4. Hatte das AG einen ohne mündliche Verhandlung ergangenen Arrest auf den Widerspruch des Schuldners aufgehoben, hat das Beschwerdegericht den Arrest neu zu erlassen. Dieser bedarf der erneuten Vollziehung.
Normenkette
EGBGB Art. 14 Abs. 1, Art. 15 Abs. 1; FamFG § 119 Abs. 2; ZPO § 916 Abs. 1, § 917 Abs. 1, 2 S. 1, § 920 Abs. 2
Verfahrensgang
AG Gifhorn (Beschluss vom 07.08.2013; Aktenzeichen 16 F 530/13) |
Tenor
I. Auf die Beschwerde der Antragstellerin wird der Beschluss des AG - Familiengericht - Gifhorn vom 7.8.2013 - 16 F 530/13 - aufgehoben.
In Höhe eines Betrages von 68.853,54 wird der dingliche Arrest in das Vermögen des Antragsgegners angeordnet. Durch die Hinterlegung eines Betrages von 68.853,54 EUR wird die Vollziehung des Arrestes gehemmt und der Antragsgegner berechtigt, die Aufhebung des Arrestes zu beantragen.
II. Der Antragsgegner trägt die Kosten des Verfahrens in beiden Instanzen.
III. Der Verfahrenswert für das Beschwerdeverfahren wird auf bis zu 35.000 EUR festgesetzt.
V. Der Antragstellerin wird Verfahrenskostenhilfe für das Beschwerdeverfahren bewilligt.
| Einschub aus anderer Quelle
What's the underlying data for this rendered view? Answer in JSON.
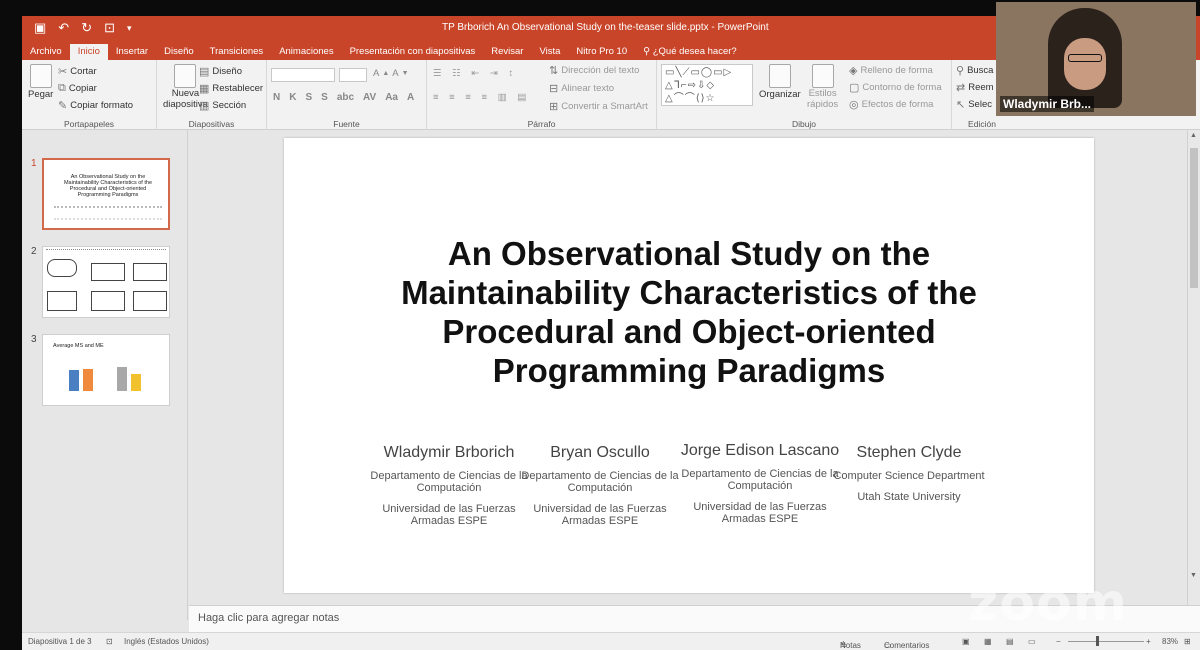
{
  "window": {
    "title": "TP Brborich An Observational Study on the-teaser slide.pptx - PowerPoint",
    "qat_icons": [
      "save-icon",
      "undo-icon",
      "redo-icon",
      "present-icon"
    ]
  },
  "tabs": [
    "Archivo",
    "Inicio",
    "Insertar",
    "Diseño",
    "Transiciones",
    "Animaciones",
    "Presentación con diapositivas",
    "Revisar",
    "Vista",
    "Nitro Pro 10",
    "¿Qué desea hacer?"
  ],
  "ribbon": {
    "clipboard": {
      "pegar": "Pegar",
      "cortar": "Cortar",
      "copiar": "Copiar",
      "copiar_formato": "Copiar formato",
      "label": "Portapapeles"
    },
    "slides": {
      "nueva": "Nueva",
      "diapositiva": "diapositiva",
      "diseno": "Diseño",
      "restablecer": "Restablecer",
      "seccion": "Sección",
      "label": "Diapositivas"
    },
    "font": {
      "label": "Fuente",
      "formats": [
        "N",
        "K",
        "S",
        "S",
        "abc",
        "AV",
        "Aa",
        "A"
      ]
    },
    "paragraph": {
      "direccion": "Dirección del texto",
      "alinear": "Alinear texto",
      "smartart": "Convertir a SmartArt",
      "label": "Párrafo"
    },
    "drawing": {
      "organizar": "Organizar",
      "estilos": "Estilos",
      "rapidos": "rápidos",
      "relleno": "Relleno de forma",
      "contorno": "Contorno de forma",
      "efectos": "Efectos de forma",
      "label": "Dibujo"
    },
    "editing": {
      "buscar": "Busca",
      "reemplazar": "Reem",
      "seleccionar": "Selec",
      "label": "Edición"
    }
  },
  "thumbnails": {
    "numbers": [
      "1",
      "2",
      "3"
    ],
    "slide1_title": "An Observational Study on the Maintainability Characteristics of the Procedural and Object-oriented Programming Paradigms",
    "slide3_title": "Average MS and ME",
    "slide3_values": [
      0.55,
      0.58,
      0.62,
      0.44
    ]
  },
  "slide": {
    "title_lines": [
      "An Observational Study on the",
      "Maintainability Characteristics of the",
      "Procedural and Object-oriented",
      "Programming Paradigms"
    ],
    "authors": [
      {
        "name": "Wladymir Brborich",
        "dept": "Departamento de Ciencias de la Computación",
        "univ": "Universidad de las Fuerzas Armadas ESPE"
      },
      {
        "name": "Bryan Oscullo",
        "dept": "Departamento de Ciencias de la Computación",
        "univ": "Universidad de las Fuerzas Armadas ESPE"
      },
      {
        "name": "Jorge Edison Lascano",
        "dept": "Departamento de Ciencias de la Computación",
        "univ": "Universidad de las Fuerzas Armadas ESPE"
      },
      {
        "name": "Stephen Clyde",
        "dept": "Computer Science Department",
        "univ": "Utah State University"
      }
    ]
  },
  "notes": {
    "placeholder": "Haga clic para agregar notas"
  },
  "status": {
    "slide_info": "Diapositiva 1 de 3",
    "language": "Inglés (Estados Unidos)",
    "notas": "Notas",
    "comentarios": "Comentarios",
    "zoom": "83%"
  },
  "webcam": {
    "name": "Wladymir Brb..."
  },
  "watermark": "zoom",
  "colors": {
    "accent": "#c8452a",
    "selection": "#d2694b"
  }
}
Ihr wird Rechtsanwältin ... in G. zur Vertretung beigeordnet.
Gründe
I. Die Beteiligten haben am 18.1.1986 in der damaligen UdSSR, in der Ortschaft K. in der M. S., der heutigen Republik M., geheiratet. Sie waren damals russische Staatsangehörige. Zwischenzeitlich sind beide deutsche Staatsangehörige.
Die Beteiligten leben seit ca. 2010 getrennt. Das Scheidungsverfahren ist seit dem 5.4.2012 rechtshängig. Der Antragsgegner hat ein in seinem Alleineigentum stehendes, mit einem Doppelhaus bebautes Grundstück in S. mit notariellem Vertrag vom 25.4.2013 veräußert. Er ist außerdem Eigentümer eines Einfamilien-/Bootshauses am S. in L. (Russische Föderation) und eines Sportbootes.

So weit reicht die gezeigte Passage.